What Home Health Providers Can Learn From Hospice OIG Audits

Home Health Care News | By Patrick Filbin

The home health industry should keep its collective eye on the U.S. Department of Health & Human Services Office of the Inspector General’s (HHS-OIG) recent audits on the hospice industry, because it soon could be next.
 
As the home health space continues to grow, federal oversight and the scrutiny attached to the industry have grown with it.
 
Experts at Husch Blackwell have followed this trend through the hospice industry, and have gleaned knowledge from that.
 
“As we have been following and reporting on those hospice audits, the OIG has been looking at the home health space as well,” Bryan Nowicki said this week on a podcast episode of Hospice Insights. “They’re very similar in overall structure with what we have been working on with hospice.
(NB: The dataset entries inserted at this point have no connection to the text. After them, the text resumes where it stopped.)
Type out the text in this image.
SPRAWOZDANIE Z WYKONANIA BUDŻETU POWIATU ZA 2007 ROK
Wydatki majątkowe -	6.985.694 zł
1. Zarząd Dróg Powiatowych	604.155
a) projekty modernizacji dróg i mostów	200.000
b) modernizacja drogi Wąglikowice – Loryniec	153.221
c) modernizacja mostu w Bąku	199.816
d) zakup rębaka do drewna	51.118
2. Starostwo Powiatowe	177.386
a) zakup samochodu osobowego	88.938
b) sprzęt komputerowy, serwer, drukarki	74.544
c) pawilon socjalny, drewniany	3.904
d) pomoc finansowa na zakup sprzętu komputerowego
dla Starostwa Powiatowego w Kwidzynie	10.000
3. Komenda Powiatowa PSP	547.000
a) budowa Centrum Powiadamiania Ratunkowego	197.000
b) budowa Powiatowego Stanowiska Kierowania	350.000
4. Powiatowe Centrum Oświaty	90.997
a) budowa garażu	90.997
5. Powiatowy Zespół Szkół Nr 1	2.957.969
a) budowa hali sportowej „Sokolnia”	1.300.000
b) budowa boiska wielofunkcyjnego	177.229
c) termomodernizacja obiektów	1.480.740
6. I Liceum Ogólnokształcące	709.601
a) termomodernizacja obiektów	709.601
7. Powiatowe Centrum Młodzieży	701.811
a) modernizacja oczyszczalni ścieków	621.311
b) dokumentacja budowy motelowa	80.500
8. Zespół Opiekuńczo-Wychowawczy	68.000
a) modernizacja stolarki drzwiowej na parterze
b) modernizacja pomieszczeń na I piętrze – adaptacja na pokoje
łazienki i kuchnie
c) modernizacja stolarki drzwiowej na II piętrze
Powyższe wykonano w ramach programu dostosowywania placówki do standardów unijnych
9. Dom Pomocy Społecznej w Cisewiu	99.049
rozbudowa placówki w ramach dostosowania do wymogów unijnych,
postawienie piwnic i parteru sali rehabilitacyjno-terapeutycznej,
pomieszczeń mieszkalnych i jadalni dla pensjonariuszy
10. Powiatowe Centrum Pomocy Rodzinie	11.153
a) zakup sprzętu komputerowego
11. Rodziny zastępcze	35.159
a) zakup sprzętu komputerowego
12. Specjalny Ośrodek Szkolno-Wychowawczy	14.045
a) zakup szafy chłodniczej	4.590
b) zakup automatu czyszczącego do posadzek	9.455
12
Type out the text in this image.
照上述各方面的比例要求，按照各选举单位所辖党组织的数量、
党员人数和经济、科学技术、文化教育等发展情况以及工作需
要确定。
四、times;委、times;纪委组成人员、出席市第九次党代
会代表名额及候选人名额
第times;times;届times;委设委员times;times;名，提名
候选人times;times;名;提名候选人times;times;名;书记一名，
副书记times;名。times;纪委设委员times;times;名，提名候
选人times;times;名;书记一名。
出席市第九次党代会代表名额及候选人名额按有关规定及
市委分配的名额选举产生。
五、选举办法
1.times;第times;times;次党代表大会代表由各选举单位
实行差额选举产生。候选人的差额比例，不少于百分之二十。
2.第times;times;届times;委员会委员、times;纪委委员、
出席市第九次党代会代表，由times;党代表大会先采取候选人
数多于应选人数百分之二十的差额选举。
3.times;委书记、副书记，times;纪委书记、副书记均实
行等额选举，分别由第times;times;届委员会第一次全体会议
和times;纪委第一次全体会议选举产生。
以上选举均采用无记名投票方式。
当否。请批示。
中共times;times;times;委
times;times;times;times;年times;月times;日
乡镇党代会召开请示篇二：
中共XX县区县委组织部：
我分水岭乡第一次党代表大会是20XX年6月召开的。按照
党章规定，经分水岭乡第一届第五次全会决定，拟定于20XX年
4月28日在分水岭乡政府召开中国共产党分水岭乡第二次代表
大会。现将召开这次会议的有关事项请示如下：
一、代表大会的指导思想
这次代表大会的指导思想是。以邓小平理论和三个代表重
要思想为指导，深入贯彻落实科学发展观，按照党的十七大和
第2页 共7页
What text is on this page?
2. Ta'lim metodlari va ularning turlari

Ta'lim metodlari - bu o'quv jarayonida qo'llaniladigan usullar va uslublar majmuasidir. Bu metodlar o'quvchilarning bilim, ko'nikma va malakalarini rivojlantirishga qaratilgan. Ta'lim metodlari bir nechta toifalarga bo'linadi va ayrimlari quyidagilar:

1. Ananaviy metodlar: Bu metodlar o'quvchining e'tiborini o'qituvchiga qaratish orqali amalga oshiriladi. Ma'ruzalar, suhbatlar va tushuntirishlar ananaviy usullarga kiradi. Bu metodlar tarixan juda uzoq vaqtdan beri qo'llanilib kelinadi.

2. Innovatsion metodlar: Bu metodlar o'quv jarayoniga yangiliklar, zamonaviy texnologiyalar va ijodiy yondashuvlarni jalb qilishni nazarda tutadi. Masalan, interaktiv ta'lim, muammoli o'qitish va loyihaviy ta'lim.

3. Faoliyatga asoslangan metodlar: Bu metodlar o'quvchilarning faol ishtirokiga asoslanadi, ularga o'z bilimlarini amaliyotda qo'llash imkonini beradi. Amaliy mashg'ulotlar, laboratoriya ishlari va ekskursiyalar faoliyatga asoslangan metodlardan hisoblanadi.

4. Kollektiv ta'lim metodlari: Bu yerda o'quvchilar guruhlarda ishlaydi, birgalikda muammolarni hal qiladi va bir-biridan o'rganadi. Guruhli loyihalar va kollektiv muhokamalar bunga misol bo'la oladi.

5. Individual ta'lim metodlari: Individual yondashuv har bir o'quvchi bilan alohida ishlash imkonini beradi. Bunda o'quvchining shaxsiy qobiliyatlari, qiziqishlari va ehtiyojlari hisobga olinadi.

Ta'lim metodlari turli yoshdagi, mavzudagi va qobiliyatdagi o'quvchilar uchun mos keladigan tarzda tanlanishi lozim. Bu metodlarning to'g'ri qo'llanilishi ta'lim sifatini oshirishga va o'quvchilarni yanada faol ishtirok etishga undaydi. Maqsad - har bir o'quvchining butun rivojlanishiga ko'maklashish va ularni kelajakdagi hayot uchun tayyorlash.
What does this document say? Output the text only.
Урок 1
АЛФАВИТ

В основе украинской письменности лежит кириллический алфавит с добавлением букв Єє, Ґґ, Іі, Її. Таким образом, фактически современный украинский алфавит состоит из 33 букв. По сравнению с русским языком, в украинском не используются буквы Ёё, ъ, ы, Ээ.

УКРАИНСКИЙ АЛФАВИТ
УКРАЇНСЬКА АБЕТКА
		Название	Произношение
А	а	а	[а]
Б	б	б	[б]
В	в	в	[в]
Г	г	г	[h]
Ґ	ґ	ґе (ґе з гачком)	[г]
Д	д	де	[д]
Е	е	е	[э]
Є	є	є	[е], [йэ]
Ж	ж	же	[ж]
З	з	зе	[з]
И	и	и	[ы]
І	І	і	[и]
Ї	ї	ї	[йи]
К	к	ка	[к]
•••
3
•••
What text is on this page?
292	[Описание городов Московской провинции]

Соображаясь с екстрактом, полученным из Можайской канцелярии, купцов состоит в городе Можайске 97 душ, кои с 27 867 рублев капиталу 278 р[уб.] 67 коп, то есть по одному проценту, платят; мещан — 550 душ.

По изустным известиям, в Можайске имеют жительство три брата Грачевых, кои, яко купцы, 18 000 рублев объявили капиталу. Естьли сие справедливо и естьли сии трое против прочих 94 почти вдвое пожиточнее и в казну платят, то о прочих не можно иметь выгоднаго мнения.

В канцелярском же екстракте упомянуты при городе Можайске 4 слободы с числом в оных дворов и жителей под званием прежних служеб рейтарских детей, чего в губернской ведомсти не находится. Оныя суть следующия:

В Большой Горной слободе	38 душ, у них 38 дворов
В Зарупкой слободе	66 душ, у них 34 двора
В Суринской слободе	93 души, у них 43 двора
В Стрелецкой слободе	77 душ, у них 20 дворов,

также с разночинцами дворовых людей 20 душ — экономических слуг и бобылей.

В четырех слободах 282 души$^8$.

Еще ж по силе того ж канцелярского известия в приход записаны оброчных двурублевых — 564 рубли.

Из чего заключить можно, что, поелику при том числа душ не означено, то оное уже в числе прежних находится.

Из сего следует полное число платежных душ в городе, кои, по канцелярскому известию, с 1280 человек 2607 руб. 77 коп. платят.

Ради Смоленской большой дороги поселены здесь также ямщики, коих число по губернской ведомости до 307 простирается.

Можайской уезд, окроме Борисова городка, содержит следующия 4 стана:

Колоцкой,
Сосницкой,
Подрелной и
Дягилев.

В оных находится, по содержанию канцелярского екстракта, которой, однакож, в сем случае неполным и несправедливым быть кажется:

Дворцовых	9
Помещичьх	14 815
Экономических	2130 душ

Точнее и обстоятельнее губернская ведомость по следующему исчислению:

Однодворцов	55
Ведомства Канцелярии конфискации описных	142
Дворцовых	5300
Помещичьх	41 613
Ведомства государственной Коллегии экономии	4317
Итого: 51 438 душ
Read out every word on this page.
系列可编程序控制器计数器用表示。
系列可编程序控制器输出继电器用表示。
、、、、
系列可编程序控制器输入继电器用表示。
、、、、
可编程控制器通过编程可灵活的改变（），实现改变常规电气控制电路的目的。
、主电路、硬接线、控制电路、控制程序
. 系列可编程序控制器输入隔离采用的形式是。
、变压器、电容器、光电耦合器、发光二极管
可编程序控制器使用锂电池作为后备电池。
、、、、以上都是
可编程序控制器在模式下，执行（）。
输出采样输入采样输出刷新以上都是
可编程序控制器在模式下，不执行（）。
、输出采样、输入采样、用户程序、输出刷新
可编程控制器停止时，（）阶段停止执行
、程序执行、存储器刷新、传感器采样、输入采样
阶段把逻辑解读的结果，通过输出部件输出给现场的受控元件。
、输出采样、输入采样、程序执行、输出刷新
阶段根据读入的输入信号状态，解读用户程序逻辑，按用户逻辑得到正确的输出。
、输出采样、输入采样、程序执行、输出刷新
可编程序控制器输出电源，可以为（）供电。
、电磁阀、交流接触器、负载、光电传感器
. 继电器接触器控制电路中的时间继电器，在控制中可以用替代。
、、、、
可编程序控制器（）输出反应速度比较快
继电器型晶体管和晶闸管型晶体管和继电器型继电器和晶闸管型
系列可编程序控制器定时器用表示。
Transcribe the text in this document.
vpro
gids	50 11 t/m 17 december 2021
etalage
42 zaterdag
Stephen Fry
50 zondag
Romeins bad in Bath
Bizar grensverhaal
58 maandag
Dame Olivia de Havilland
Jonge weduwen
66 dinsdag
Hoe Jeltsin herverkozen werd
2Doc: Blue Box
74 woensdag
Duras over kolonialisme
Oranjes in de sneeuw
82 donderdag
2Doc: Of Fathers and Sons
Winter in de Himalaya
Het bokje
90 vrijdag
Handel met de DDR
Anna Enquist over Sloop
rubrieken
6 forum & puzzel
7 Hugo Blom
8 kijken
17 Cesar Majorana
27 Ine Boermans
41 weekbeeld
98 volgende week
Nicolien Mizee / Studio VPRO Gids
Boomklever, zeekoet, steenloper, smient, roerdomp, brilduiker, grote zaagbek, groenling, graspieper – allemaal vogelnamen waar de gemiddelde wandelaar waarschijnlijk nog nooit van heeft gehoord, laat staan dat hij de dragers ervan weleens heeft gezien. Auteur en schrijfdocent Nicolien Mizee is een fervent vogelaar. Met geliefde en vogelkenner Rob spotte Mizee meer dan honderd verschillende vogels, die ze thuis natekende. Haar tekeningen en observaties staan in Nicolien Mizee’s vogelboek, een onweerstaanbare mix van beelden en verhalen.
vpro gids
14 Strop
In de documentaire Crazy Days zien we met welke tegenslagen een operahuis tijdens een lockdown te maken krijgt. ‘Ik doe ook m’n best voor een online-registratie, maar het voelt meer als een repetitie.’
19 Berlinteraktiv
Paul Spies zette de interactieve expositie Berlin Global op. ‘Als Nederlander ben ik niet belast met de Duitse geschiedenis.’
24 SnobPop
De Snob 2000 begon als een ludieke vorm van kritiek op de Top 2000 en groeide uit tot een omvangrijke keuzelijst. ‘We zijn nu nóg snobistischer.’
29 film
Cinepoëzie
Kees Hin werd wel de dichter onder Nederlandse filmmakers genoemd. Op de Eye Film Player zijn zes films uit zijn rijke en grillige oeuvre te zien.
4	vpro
They’re looking for certain kinds of errors that they’ve identified as being recurring or ‘top of mind’ in the home health field.”
 
When the OIG first began its hospice audits in 2021, the office was looking for things like whether beneficiaries met the definition of being confined to a home; whether they were truly in need of skilled services; whether the OASIS information was being submitted in a timely fashion; and whether services were properly documented.
 
Those were the four priorities being reviewed by the OIG, Nowicki said. Now the OIG is cranking up those efforts and focus areas, this time for home health agencies.
 
“Frankly, those are pretty recurring issues in home health,” Nowicki said. “We would expect more of the same, but [the audit process] is going to be guided by what they actually find. Audits are happening now and the OIG’s goal is to begin issuing final audit reports and publishing them on their website in 2023.”
 
Unlike many audits, results from the OIG audits are made public, which creates even more anxiety from the industry, according to Husch Blackwell attorney Meg Pekarske.